CIA Concludes Saudi Crown Prince Mohammed bin Salman Ordered Khashoggi Murder in Istanbul Consulate

Saudi Crown Prince Mohammed bin Salman talks with the president of Senegal.
Saudi Crown Prince Mohammed bin Salman during the Future Investment Initiative conference in Riyadh on Oct. 24.
Giuseppe Cacace/Getty Images

Six weeks after the assassination of journalist Jamal Khashoggi at the Saudi consulate in Istanbul, the CIA says it has concluded that responsibility for ordering the hit goes to the very top—Saudi Crown Prince Mohammed bin Salman. The Washington Post reports the American intelligence agency had received new information that bolstered its hypothesis that the crown prince likely signed off on the operation that saw a team of 15 Saudi agents fly to Turkey ahead of the murder.

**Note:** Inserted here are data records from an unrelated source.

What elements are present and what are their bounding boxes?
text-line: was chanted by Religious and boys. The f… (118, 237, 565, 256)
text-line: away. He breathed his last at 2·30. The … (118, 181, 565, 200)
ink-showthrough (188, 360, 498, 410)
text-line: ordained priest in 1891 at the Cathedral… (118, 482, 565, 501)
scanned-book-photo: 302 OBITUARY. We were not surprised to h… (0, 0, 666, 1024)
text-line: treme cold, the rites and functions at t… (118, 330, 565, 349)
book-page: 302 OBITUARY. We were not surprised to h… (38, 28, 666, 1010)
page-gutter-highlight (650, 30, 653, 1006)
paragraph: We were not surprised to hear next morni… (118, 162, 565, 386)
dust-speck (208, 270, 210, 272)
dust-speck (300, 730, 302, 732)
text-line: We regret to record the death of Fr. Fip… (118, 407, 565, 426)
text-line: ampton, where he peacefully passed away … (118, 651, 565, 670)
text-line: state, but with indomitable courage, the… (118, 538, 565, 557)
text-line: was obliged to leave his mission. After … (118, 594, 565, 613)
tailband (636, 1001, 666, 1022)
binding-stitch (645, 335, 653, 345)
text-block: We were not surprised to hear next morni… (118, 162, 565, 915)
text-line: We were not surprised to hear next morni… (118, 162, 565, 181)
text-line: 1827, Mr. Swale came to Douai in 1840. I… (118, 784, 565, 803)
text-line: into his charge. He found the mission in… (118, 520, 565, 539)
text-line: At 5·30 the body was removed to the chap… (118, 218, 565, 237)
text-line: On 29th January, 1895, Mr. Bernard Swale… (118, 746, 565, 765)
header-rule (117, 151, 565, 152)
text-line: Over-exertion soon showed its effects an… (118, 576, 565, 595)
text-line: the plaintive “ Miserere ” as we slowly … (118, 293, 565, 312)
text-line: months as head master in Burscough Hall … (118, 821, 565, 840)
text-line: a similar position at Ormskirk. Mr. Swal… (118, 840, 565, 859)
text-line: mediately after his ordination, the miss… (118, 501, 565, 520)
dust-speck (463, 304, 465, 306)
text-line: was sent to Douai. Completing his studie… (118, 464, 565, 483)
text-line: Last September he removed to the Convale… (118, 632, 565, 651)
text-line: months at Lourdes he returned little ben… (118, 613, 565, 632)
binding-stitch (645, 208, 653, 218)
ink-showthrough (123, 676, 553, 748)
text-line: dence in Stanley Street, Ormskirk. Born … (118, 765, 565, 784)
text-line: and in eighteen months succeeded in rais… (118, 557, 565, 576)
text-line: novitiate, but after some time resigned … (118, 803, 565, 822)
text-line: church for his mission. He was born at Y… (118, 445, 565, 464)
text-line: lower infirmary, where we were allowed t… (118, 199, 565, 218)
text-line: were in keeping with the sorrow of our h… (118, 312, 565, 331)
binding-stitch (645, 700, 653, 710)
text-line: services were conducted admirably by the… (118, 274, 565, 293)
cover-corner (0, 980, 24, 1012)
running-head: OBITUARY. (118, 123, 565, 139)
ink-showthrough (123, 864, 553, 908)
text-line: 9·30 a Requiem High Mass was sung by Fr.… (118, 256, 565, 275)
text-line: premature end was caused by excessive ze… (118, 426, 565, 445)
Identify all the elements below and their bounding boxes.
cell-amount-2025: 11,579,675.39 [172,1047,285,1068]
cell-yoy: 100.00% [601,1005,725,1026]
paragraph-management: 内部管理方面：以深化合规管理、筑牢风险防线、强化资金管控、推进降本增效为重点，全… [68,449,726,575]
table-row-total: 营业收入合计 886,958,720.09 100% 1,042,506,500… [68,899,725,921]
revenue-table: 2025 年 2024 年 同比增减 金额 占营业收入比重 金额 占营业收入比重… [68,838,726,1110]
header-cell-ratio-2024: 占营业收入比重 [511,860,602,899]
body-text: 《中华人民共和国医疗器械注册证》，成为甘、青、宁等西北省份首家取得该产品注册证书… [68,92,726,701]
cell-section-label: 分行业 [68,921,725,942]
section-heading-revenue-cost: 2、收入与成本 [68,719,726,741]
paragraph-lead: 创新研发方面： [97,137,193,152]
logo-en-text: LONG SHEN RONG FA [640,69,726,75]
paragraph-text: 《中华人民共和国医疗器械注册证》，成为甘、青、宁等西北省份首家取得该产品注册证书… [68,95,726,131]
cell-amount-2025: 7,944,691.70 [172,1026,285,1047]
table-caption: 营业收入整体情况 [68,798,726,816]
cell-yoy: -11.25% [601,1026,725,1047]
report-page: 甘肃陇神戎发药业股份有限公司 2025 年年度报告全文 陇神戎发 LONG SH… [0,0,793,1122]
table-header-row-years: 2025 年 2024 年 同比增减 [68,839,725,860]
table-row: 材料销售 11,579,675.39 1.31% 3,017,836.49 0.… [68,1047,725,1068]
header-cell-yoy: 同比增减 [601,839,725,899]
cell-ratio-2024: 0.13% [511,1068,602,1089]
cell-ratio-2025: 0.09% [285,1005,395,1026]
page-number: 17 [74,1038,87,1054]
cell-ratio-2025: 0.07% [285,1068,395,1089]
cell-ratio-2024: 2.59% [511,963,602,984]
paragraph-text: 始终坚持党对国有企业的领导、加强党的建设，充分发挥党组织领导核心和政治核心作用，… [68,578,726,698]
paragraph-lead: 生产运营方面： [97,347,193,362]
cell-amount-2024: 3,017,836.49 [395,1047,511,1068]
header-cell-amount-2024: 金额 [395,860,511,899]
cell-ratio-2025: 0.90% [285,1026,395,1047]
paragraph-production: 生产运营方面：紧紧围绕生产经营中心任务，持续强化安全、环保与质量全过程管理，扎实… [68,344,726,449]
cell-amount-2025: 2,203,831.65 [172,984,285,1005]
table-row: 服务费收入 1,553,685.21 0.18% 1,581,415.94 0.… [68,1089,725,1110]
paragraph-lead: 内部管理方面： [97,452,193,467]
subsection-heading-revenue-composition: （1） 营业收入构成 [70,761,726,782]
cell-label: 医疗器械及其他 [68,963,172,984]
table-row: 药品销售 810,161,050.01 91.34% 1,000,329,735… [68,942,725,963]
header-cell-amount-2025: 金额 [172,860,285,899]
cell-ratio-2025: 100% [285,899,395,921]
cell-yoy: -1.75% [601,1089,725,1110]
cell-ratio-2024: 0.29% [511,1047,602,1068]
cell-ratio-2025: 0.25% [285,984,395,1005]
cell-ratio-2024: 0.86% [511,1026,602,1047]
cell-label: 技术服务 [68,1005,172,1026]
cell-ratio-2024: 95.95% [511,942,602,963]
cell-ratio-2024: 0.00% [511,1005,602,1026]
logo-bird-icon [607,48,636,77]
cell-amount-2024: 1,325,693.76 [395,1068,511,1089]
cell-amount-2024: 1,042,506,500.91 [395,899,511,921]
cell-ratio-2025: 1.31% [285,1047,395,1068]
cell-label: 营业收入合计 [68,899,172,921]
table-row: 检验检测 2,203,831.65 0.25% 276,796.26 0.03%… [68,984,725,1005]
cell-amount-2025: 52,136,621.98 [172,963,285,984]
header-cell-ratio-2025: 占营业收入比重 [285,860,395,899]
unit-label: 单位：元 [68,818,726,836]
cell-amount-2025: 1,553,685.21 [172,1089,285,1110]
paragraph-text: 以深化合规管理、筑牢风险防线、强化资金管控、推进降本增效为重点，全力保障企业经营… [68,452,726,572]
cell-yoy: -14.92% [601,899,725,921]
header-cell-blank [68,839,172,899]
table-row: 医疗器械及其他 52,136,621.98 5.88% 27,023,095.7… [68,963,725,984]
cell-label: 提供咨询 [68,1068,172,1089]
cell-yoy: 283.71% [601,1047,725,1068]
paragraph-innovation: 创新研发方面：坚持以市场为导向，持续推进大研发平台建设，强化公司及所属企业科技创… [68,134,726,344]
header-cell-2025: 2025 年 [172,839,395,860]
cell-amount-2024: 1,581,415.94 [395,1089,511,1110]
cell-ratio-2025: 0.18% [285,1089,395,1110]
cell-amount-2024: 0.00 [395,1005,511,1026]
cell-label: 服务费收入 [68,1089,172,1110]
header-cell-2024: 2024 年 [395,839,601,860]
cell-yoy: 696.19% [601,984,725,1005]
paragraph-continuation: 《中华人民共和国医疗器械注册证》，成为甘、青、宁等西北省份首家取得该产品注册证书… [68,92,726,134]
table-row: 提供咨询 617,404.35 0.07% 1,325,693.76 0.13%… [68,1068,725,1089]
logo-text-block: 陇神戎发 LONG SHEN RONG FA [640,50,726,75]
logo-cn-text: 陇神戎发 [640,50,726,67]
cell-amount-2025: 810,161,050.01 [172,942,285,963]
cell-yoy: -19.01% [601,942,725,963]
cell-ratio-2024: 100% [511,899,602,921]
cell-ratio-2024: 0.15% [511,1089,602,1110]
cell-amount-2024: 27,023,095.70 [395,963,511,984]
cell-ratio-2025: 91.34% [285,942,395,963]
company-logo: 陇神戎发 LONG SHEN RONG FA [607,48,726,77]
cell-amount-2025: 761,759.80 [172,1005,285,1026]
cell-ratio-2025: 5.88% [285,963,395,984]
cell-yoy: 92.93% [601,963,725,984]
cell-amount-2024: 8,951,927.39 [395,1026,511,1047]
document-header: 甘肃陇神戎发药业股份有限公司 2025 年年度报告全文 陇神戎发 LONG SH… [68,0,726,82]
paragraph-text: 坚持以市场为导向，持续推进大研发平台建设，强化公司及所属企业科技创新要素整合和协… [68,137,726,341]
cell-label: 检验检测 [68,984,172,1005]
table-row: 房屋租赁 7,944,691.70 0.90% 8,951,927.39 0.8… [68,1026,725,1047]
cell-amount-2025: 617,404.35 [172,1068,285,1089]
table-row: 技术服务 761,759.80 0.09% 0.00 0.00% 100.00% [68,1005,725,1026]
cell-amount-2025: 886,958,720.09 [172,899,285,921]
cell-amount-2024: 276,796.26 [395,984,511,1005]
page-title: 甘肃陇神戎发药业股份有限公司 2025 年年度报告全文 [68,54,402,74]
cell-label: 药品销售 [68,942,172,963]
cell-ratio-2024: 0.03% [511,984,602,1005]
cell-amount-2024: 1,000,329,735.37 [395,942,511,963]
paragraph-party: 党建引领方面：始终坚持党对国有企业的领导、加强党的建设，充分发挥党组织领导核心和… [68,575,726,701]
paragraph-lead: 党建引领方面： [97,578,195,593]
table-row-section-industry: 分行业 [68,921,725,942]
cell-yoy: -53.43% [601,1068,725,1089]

In addition to audio recordings from inside the Saudi consulate during the murder of Khashoggi, the Post reports the CIA included in its assessment a phone call made by the crown prince’s brother, Khalid bin Salman, who is also the Saudi ambassador to the United States. Khalid called Khashoggi, and during the exchange, he reportedly assured the Washington Post columnist that he would be safe to go to the Saudi consulate to pick up documents he needed for his upcoming marriage to a Turkish woman. The Post notes it’s not clear if Khalid knew that Khashoggi would be murdered once there, but he made the call at the crown prince’s direction. A recording of a phone call made from inside the consulate immediately after the killing by a security official often seen by the crown prince’s side to one of his top aides in Riyadh saying “tell your boss … the deed is done” further bolstered the working assumption that Crown Prince Mohammed was aware of the operation.

The Trump administration, which imposed sanctions Thursday on 17 Saudis involved in the Khashoggi assassination, has struggled to come up with a coherent response to the Saudi regime’s awkwardly evolving story about what happened and why. This week, the Saudi government announced charges against 11 alleged participants in the murder; the state prosecutor said he would seek the death penalty in five of those cases. The move seems more aimed at creating the appearance of punishment, an institutional deflection of responsibility from the very top, than an actual attempt to get to the bottom of what happened, which doesn’t seem to be much of a mystery in Riyadh. Trump, who sees the crown prince as an ally and a trading partner and a like-minded chum somehow, very clearly wants to help inoculate him from fallout from the murder. The general belief across the Trump administration, including the CIA, is that it’s better to have Crown Prince Mohammed in charge in Saudi Arabia than the alternative. “The CIA sees Mohammed as a ‘good technocrat,’ the U.S. official said, but also as volatile and arrogant, someone who ‘goes from zero to 60, doesn’t seem to understand that there are some things you can’t do,’ ” the Post reports. “CIA analysts believe he has a firm grip on power and is not in danger of losing his status as heir to the throne despite the Khashoggi scandal.”

On Saturday morning, despite mounting evidence, Trump continued to run interference for the crown prince. “We haven’t been briefed yet. The CIA is going to be speaking to me today,” Trump told reporters Saturday morning at the White House before departing for California. “As of this moment we were told that he did not play a role. We’re going to have to find out what they have to say.”